Terrorisme nucléaire : la déclaration de Rabat

La première réunion de l’Initiative globale de lutte contre le terrorisme nucléaire, qu’a abritée Rabat les 30 et 31 octobre, a débouché sur l’adoption d’une Déclaration de principes pour asseoir les moyens de faire face à un problème qui inquiète le monde entier.
Les pays, partie à cette initiative, ont mis les jalons d’une coopération internationale plus étroite en la matière et dédiés notamment à la répression du terrorisme nucléaire selon les dispositions juridiques internationales et essentiellement les engagements onusiens : les résolutions 1373 et 1540 du Conseil de sécurité de l’ONU et la Convention internationale pour la lutte contre le terrorisme nucléaire.

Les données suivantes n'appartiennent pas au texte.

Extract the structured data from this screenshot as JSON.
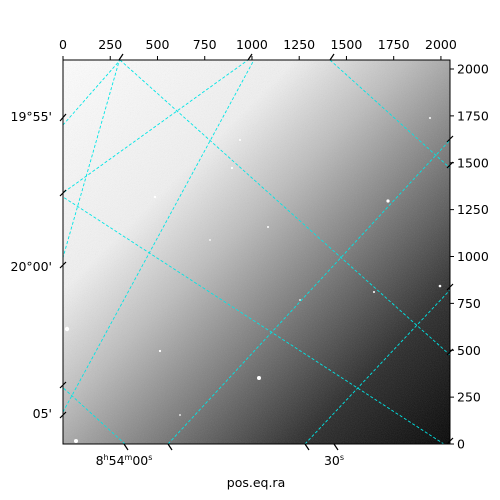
{
  "chart_data": {
    "type": "heatmap",
    "title": "",
    "xlabel": "pos.eq.ra",
    "ylabel": "",
    "pixel_axes": {
      "x": {
        "range": [
          0,
          2048
        ],
        "ticks": [
          "0",
          "250",
          "500",
          "750",
          "1000",
          "1250",
          "1500",
          "1750",
          "2000"
        ],
        "position": "top"
      },
      "y": {
        "range": [
          0,
          2048
        ],
        "ticks": [
          "0",
          "250",
          "500",
          "750",
          "1000",
          "1250",
          "1500",
          "1750",
          "2000"
        ],
        "position": "right"
      }
    },
    "world_axes": {
      "ra_ticks": [
        {
          "label": "8ʰ54ᵐ00ˢ",
          "h": "8",
          "m": "54",
          "s": "00"
        },
        {
          "label": "30ˢ",
          "s": "30"
        }
      ],
      "dec_ticks": [
        {
          "label": "19°55'"
        },
        {
          "label": "20°00'"
        },
        {
          "label": "05'"
        }
      ]
    },
    "grid": true,
    "grid_color": "#00e5e5",
    "colormap": "grayscale",
    "image_description_values": {
      "brightness_gradient": "bright at upper-left, dark at lower-right"
    }
  }
}
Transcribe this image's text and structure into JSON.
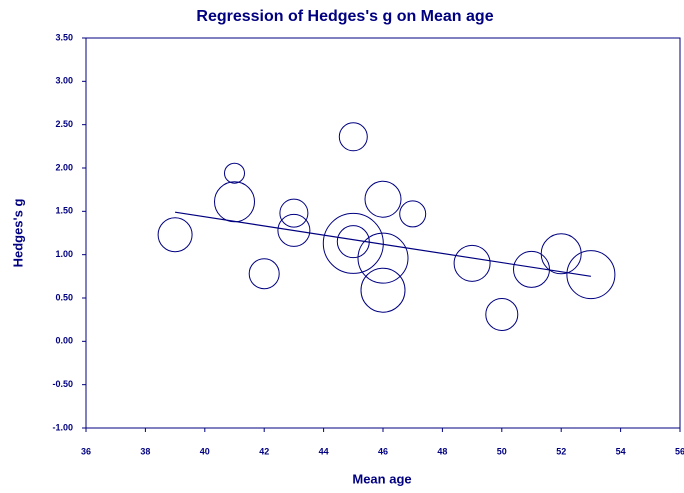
{
  "chart_data": {
    "type": "scatter",
    "title": "Regression of Hedges's g on Mean age",
    "x_label": "Mean age",
    "y_label": "Hedges's g",
    "color": "#000080",
    "series": [
      {
        "name": "Studies",
        "x": [
          39,
          41,
          41,
          42,
          43,
          43,
          45,
          45,
          45,
          46,
          46,
          46,
          47,
          49,
          50,
          51,
          52,
          53
        ],
        "values": [
          1.23,
          1.94,
          1.61,
          0.78,
          1.48,
          1.28,
          2.36,
          1.13,
          1.15,
          1.64,
          0.96,
          0.59,
          1.47,
          0.9,
          0.31,
          0.83,
          1.01,
          0.77
        ],
        "sizes": [
          17,
          10,
          20,
          15,
          14,
          16,
          14,
          30,
          16,
          18,
          25,
          22,
          13,
          18,
          16,
          18,
          20,
          24
        ]
      }
    ],
    "regression_line": {
      "x": [
        39,
        53
      ],
      "y": [
        1.49,
        0.75
      ]
    },
    "xlim": [
      36,
      56
    ],
    "xticks": [
      36,
      38,
      40,
      42,
      44,
      46,
      48,
      50,
      52,
      54,
      56
    ],
    "ylim": [
      -1,
      3.5
    ],
    "yticks": [
      {
        "value": -1,
        "label": "-1.00"
      },
      {
        "value": -0.5,
        "label": "-0.50"
      },
      {
        "value": 0,
        "label": "0.00"
      },
      {
        "value": 0.5,
        "label": "0.50"
      },
      {
        "value": 1,
        "label": "1.00"
      },
      {
        "value": 1.5,
        "label": "1.50"
      },
      {
        "value": 2,
        "label": "2.00"
      },
      {
        "value": 2.5,
        "label": "2.50"
      },
      {
        "value": 3,
        "label": "3.00"
      },
      {
        "value": 3.5,
        "label": "3.50"
      }
    ]
  }
}
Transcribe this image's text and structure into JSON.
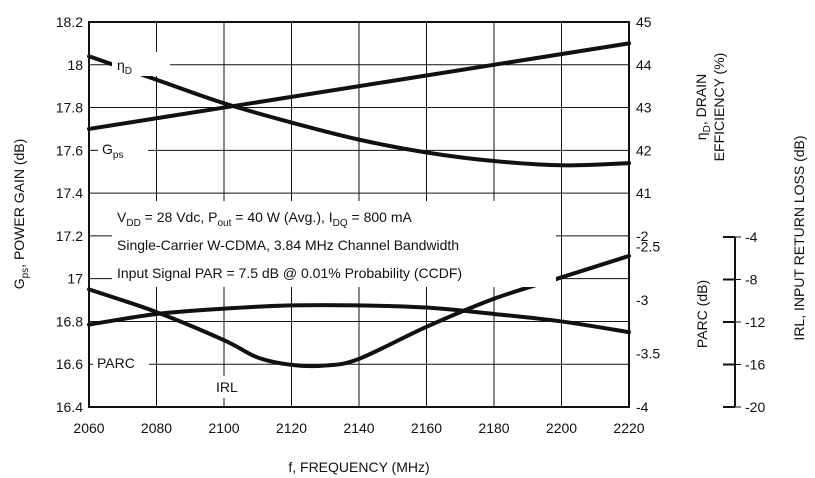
{
  "chart_data": {
    "type": "line",
    "x_axis": {
      "label": "f, FREQUENCY (MHz)",
      "min": 2060,
      "max": 2220,
      "ticks": [
        2060,
        2080,
        2100,
        2120,
        2140,
        2160,
        2180,
        2200,
        2220
      ]
    },
    "left_axis": {
      "label_main": "G",
      "label_sub": "ps",
      "label_rest": ", POWER GAIN (dB)",
      "min": 16.4,
      "max": 18.2,
      "ticks": [
        "16.4",
        "16.6",
        "16.8",
        "17",
        "17.2",
        "17.4",
        "17.6",
        "17.8",
        "18",
        "18.2"
      ]
    },
    "right_axis_efficiency": {
      "label_line1_main": "η",
      "label_line1_sub": "D",
      "label_line1_rest": ", DRAIN",
      "label_line2": "EFFICIENCY (%)",
      "min": 41,
      "max": 45,
      "ticks": [
        "41",
        "42",
        "43",
        "44",
        "45"
      ]
    },
    "right_axis_parc": {
      "label": "PARC (dB)",
      "min": -4,
      "max": -2,
      "ticks": [
        "-4",
        "-3.5",
        "-3",
        "-2.5",
        "-2"
      ]
    },
    "far_right_axis_irl": {
      "label": "IRL, INPUT RETURN LOSS (dB)",
      "min": -20,
      "max": -4,
      "ticks": [
        "-20",
        "-16",
        "-12",
        "-8",
        "-4"
      ]
    },
    "conditions": [
      {
        "parts": [
          {
            "t": "V"
          },
          {
            "t": "DD",
            "sub": true
          },
          {
            "t": " = 28 Vdc, P"
          },
          {
            "t": "out",
            "sub": true
          },
          {
            "t": " = 40 W (Avg.), I"
          },
          {
            "t": "DQ",
            "sub": true
          },
          {
            "t": " = 800 mA"
          }
        ]
      },
      {
        "parts": [
          {
            "t": "Single-Carrier W-CDMA, 3.84 MHz Channel Bandwidth"
          }
        ]
      },
      {
        "parts": [
          {
            "t": "Input Signal PAR = 7.5 dB @ 0.01% Probability (CCDF)"
          }
        ]
      }
    ],
    "series": [
      {
        "name_main": "G",
        "name_sub": "ps",
        "axis": "left",
        "x": [
          2060,
          2220
        ],
        "y": [
          17.7,
          18.1
        ]
      },
      {
        "name_main": "η",
        "name_sub": "D",
        "axis": "efficiency",
        "x": [
          2060,
          2080,
          2100,
          2120,
          2140,
          2160,
          2180,
          2200,
          2220
        ],
        "y": [
          44.2,
          43.65,
          43.1,
          42.65,
          42.25,
          41.95,
          41.75,
          41.65,
          41.7
        ]
      },
      {
        "name_main": "PARC",
        "axis": "parc",
        "x": [
          2060,
          2080,
          2100,
          2120,
          2140,
          2160,
          2180,
          2200,
          2220
        ],
        "y": [
          -3.23,
          -3.13,
          -3.08,
          -3.05,
          -3.05,
          -3.07,
          -3.13,
          -3.2,
          -3.3
        ]
      },
      {
        "name_main": "IRL",
        "axis": "irl",
        "x": [
          2060,
          2080,
          2100,
          2110,
          2120,
          2130,
          2140,
          2160,
          2180,
          2200,
          2220
        ],
        "y": [
          -11.2,
          -12.9,
          -15.0,
          -16.3,
          -16.85,
          -16.9,
          -16.4,
          -14.0,
          -11.9,
          -10.3,
          -8.7
        ]
      }
    ],
    "grid": true,
    "legend": "inline labels next to curves"
  }
}
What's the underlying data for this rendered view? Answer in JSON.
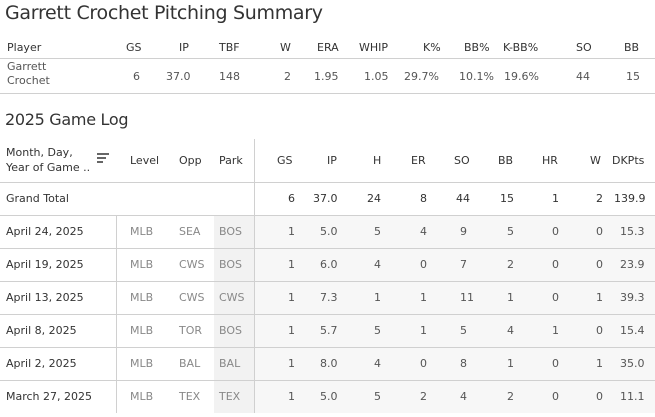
{
  "title": "Garrett Crochet Pitching Summary",
  "summary": {
    "headers": [
      "Player",
      "GS",
      "IP",
      "TBF",
      "W",
      "ERA",
      "WHIP",
      "K%",
      "BB%",
      "K-BB%",
      "SO",
      "BB"
    ],
    "row": {
      "player_line1": "Garrett",
      "player_line2": "Crochet",
      "values": [
        "6",
        "37.0",
        "148",
        "2",
        "1.95",
        "1.05",
        "29.7%",
        "10.1%",
        "19.6%",
        "44",
        "15"
      ]
    }
  },
  "game_log": {
    "title": "2025 Game Log",
    "headers": {
      "date_line1": "Month, Day,",
      "date_line2": "Year of Game ..",
      "level": "Level",
      "opp": "Opp",
      "park": "Park",
      "stats": [
        "GS",
        "IP",
        "H",
        "ER",
        "SO",
        "BB",
        "HR",
        "W",
        "DKPts"
      ]
    },
    "grand_total": {
      "label": "Grand Total",
      "values": [
        "6",
        "37.0",
        "24",
        "8",
        "44",
        "15",
        "1",
        "2",
        "139.9"
      ]
    },
    "rows": [
      {
        "date": "April 24, 2025",
        "level": "MLB",
        "opp": "SEA",
        "park": "BOS",
        "values": [
          "1",
          "5.0",
          "5",
          "4",
          "9",
          "5",
          "0",
          "0",
          "15.3"
        ]
      },
      {
        "date": "April 19, 2025",
        "level": "MLB",
        "opp": "CWS",
        "park": "BOS",
        "values": [
          "1",
          "6.0",
          "4",
          "0",
          "7",
          "2",
          "0",
          "0",
          "23.9"
        ]
      },
      {
        "date": "April 13, 2025",
        "level": "MLB",
        "opp": "CWS",
        "park": "CWS",
        "values": [
          "1",
          "7.3",
          "1",
          "1",
          "11",
          "1",
          "0",
          "1",
          "39.3"
        ]
      },
      {
        "date": "April 8, 2025",
        "level": "MLB",
        "opp": "TOR",
        "park": "BOS",
        "values": [
          "1",
          "5.7",
          "5",
          "1",
          "5",
          "4",
          "1",
          "0",
          "15.4"
        ]
      },
      {
        "date": "April 2, 2025",
        "level": "MLB",
        "opp": "BAL",
        "park": "BAL",
        "values": [
          "1",
          "8.0",
          "4",
          "0",
          "8",
          "1",
          "0",
          "1",
          "35.0"
        ]
      },
      {
        "date": "March 27, 2025",
        "level": "MLB",
        "opp": "TEX",
        "park": "TEX",
        "values": [
          "1",
          "5.0",
          "5",
          "2",
          "4",
          "2",
          "0",
          "0",
          "11.1"
        ]
      }
    ]
  }
}
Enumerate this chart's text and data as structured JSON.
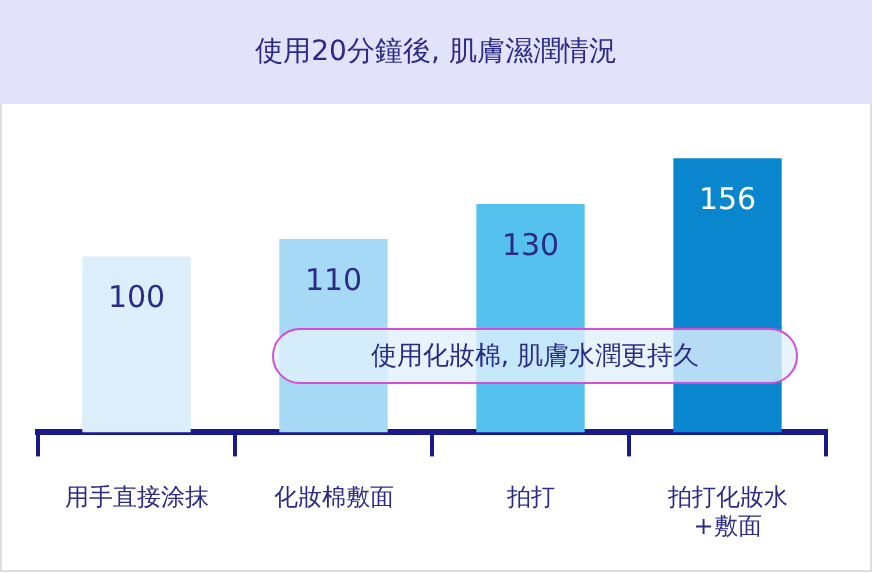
{
  "chart_data": {
    "type": "bar",
    "title": "使用20分鐘後, 肌膚濕潤情況",
    "categories": [
      "用手直接涂抹",
      "化妝棉敷面",
      "拍打",
      "拍打化妝水\n+敷面"
    ],
    "values": [
      100,
      110,
      130,
      156
    ],
    "colors": [
      "#dceef9",
      "#a6d9f5",
      "#55c1ef",
      "#0a86cf"
    ],
    "data_labels": true,
    "grid": false,
    "legend": false,
    "annotations": [
      "使用化妝棉, 肌膚水潤更持久"
    ]
  }
}
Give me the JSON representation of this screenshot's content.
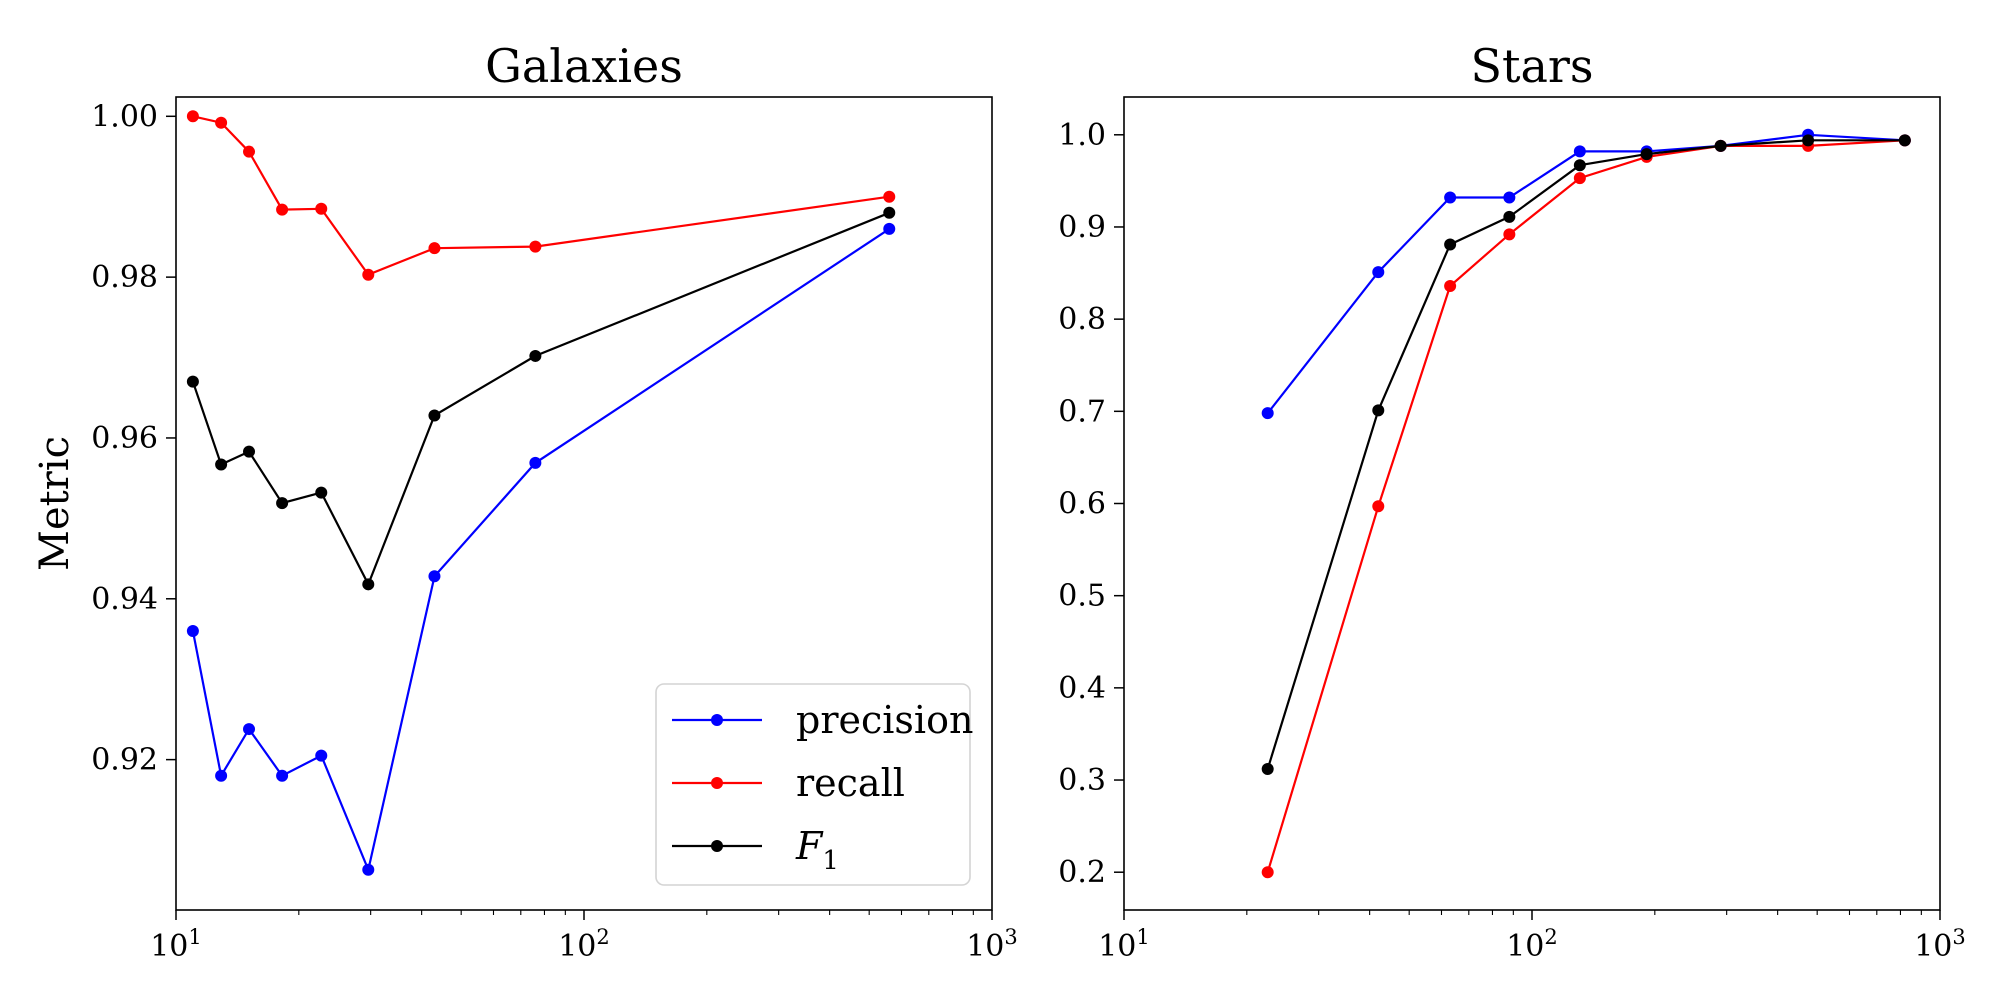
{
  "chart_data": [
    {
      "type": "line",
      "title": "Galaxies",
      "xlabel": "",
      "ylabel": "Metric",
      "xscale": "log",
      "xlim": [
        10,
        1000
      ],
      "ylim": [
        0.9013,
        1.0024
      ],
      "x_ticks": [
        10,
        100,
        1000
      ],
      "x_tick_labels": [
        "10^1",
        "10^2",
        "10^3"
      ],
      "y_ticks": [
        0.92,
        0.94,
        0.96,
        0.98,
        1.0
      ],
      "y_tick_labels": [
        "0.92",
        "0.94",
        "0.96",
        "0.98",
        "1.00"
      ],
      "grid": false,
      "legend": "lower-right",
      "series": [
        {
          "name": "precision",
          "color": "#0000ff",
          "x": [
            11,
            12.9,
            15.1,
            18.2,
            22.7,
            29.6,
            43,
            76,
            560
          ],
          "y": [
            0.936,
            0.918,
            0.9238,
            0.918,
            0.9205,
            0.9063,
            0.9428,
            0.9569,
            0.986
          ]
        },
        {
          "name": "recall",
          "color": "#ff0000",
          "x": [
            11,
            12.9,
            15.1,
            18.2,
            22.7,
            29.6,
            43,
            76,
            560
          ],
          "y": [
            1.0,
            0.9992,
            0.9956,
            0.9884,
            0.9885,
            0.9803,
            0.9836,
            0.9838,
            0.99
          ]
        },
        {
          "name": "F_1",
          "color": "#000000",
          "x": [
            11,
            12.9,
            15.1,
            18.2,
            22.7,
            29.6,
            43,
            76,
            560
          ],
          "y": [
            0.967,
            0.9567,
            0.9583,
            0.9519,
            0.9532,
            0.9418,
            0.9628,
            0.9702,
            0.988
          ]
        }
      ]
    },
    {
      "type": "line",
      "title": "Stars",
      "xlabel": "",
      "ylabel": "",
      "xscale": "log",
      "xlim": [
        10,
        1000
      ],
      "ylim": [
        0.159,
        1.041
      ],
      "x_ticks": [
        10,
        100,
        1000
      ],
      "x_tick_labels": [
        "10^1",
        "10^2",
        "10^3"
      ],
      "y_ticks": [
        0.2,
        0.3,
        0.4,
        0.5,
        0.6,
        0.7,
        0.8,
        0.9,
        1.0
      ],
      "y_tick_labels": [
        "0.2",
        "0.3",
        "0.4",
        "0.5",
        "0.6",
        "0.7",
        "0.8",
        "0.9",
        "1.0"
      ],
      "grid": false,
      "legend": "none",
      "series": [
        {
          "name": "precision",
          "color": "#0000ff",
          "x": [
            22.5,
            42,
            63,
            88,
            131,
            191,
            290,
            475,
            820
          ],
          "y": [
            0.698,
            0.851,
            0.932,
            0.932,
            0.982,
            0.982,
            0.988,
            1.0,
            0.994
          ]
        },
        {
          "name": "recall",
          "color": "#ff0000",
          "x": [
            22.5,
            42,
            63,
            88,
            131,
            191,
            290,
            475,
            820
          ],
          "y": [
            0.2,
            0.597,
            0.836,
            0.892,
            0.953,
            0.976,
            0.988,
            0.988,
            0.994
          ]
        },
        {
          "name": "F_1",
          "color": "#000000",
          "x": [
            22.5,
            42,
            63,
            88,
            131,
            191,
            290,
            475,
            820
          ],
          "y": [
            0.312,
            0.701,
            0.881,
            0.911,
            0.967,
            0.979,
            0.988,
            0.994,
            0.994
          ]
        }
      ]
    }
  ]
}
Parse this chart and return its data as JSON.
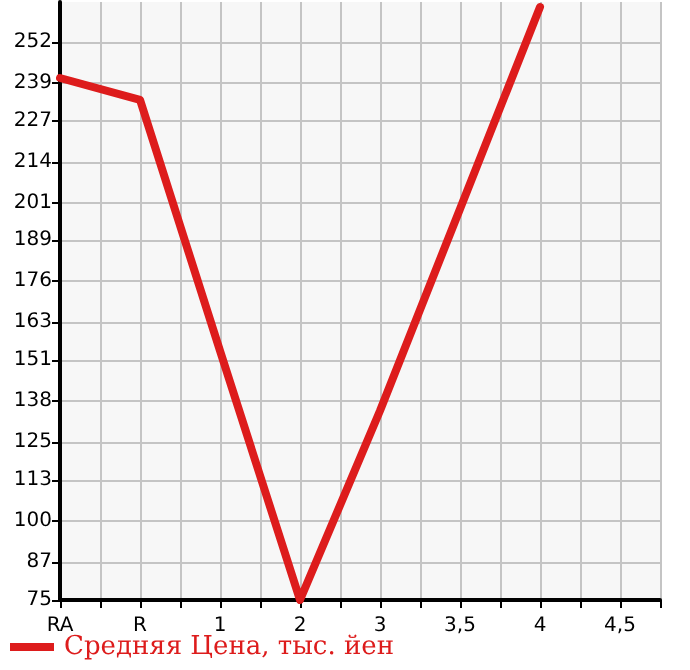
{
  "chart_data": {
    "type": "line",
    "categories": [
      "RA",
      "R",
      "1",
      "2",
      "3",
      "3,5",
      "4",
      "4,5"
    ],
    "series": [
      {
        "name": "Средняя Цена, тыс. йен",
        "color": "#dd1c1c",
        "values": [
          240.5,
          233.6,
          154,
          75,
          135,
          199,
          263,
          null
        ]
      }
    ],
    "ylim": [
      75,
      264.6
    ],
    "yticks": [
      75,
      87,
      100,
      113,
      125,
      138,
      151,
      163,
      176,
      189,
      201,
      214,
      227,
      239,
      252
    ],
    "grid": true,
    "legend": "bottom left",
    "marker": "none",
    "line_style": "solid"
  }
}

Cette coopération, indique la Déclaration de Rabat, visera à renforcer la détection du matériel nucléaire susceptible de faire l’objet de trafics délictueux, mais surtout la protection d’infrastructures nucléaires pouvant être "mises à contribution" par des mouvements terroristes ou subir des attaques criminelles.
Les douze pays, en conclave pendant deux jours au Maroc, ont également prévu de resserrer, davantage, l’étau autour des groupes terroristes tentés par le recours au nucléaire de manière, par exemple, à empêcher les membres de ces derniers du droit d’asile garanti par plusieurs pays de la planète. Pour sa part, le Maroc, par la voix de sa diplomatie, a déclaré endosser la Déclaration de Rabat et adhérer au club, très restreint encore, qui forme l’Initiative globale de lutte contre le terrorisme nucléaire. C’est ce qu’a déclaré Omar Hilale, secrétaire général du ministère des Affaires étrangères.
Le Maroc a été choisi par les présidents américain et russe d’abriter la première réunion de cette initiative adoptée lors du sommet des chefs des deux puissances, le 15 juillet dernier à Saint-Pétersbourg. 
En devenant membre de cette Initiative globale, le Maroc réaffirme son engagement dans la lutte contre le terrorisme et fait partie, désormais, des pays engagés contre l’une des facettes les plus terribles de ce fléau.
Cet engagement a d’ailleurs été salué par les participants à cette première réunion et en premier lieu par Robert Joseph qui a co-présidé les travaux du conclave de Rabat. Le sous-secrétaire d’Etat US chargé du contrôle de l’armement et de la Sécurité internationale a déclaré que «le Maroc, qui s’est octroyé une "place de choix" en abritant cette rencontre, est devenu un "partenaire essentiel" dans la lutte contre le terrorisme nucléaire».
Parmi les 12 pays représentés lors de cette réunion, on cinq puissances nucléaires mondiales : les Etats-unis, la Russie, la France, la Grande-Bretagne et la Chine en plus de l’Australie, l’Allemagne, l’Italie, le Kazakhstan, le Japon et la Turquie. Le Maroc, en plus de l’AIEA (agence internationale de l’énergie atomique) participaient en tant qu’observateurs. La Convention internationale pour la lutte contre le terrorisme nucléaire a été adoptée en avril 2005 sous la présidence marocaine de la cinquième commission de l’ONU (Commission juridique). Un an plus tard, le Maroc signait cette convention comme il avait signé, depuis longtemps, le Traité de non-prolifération nucléaire.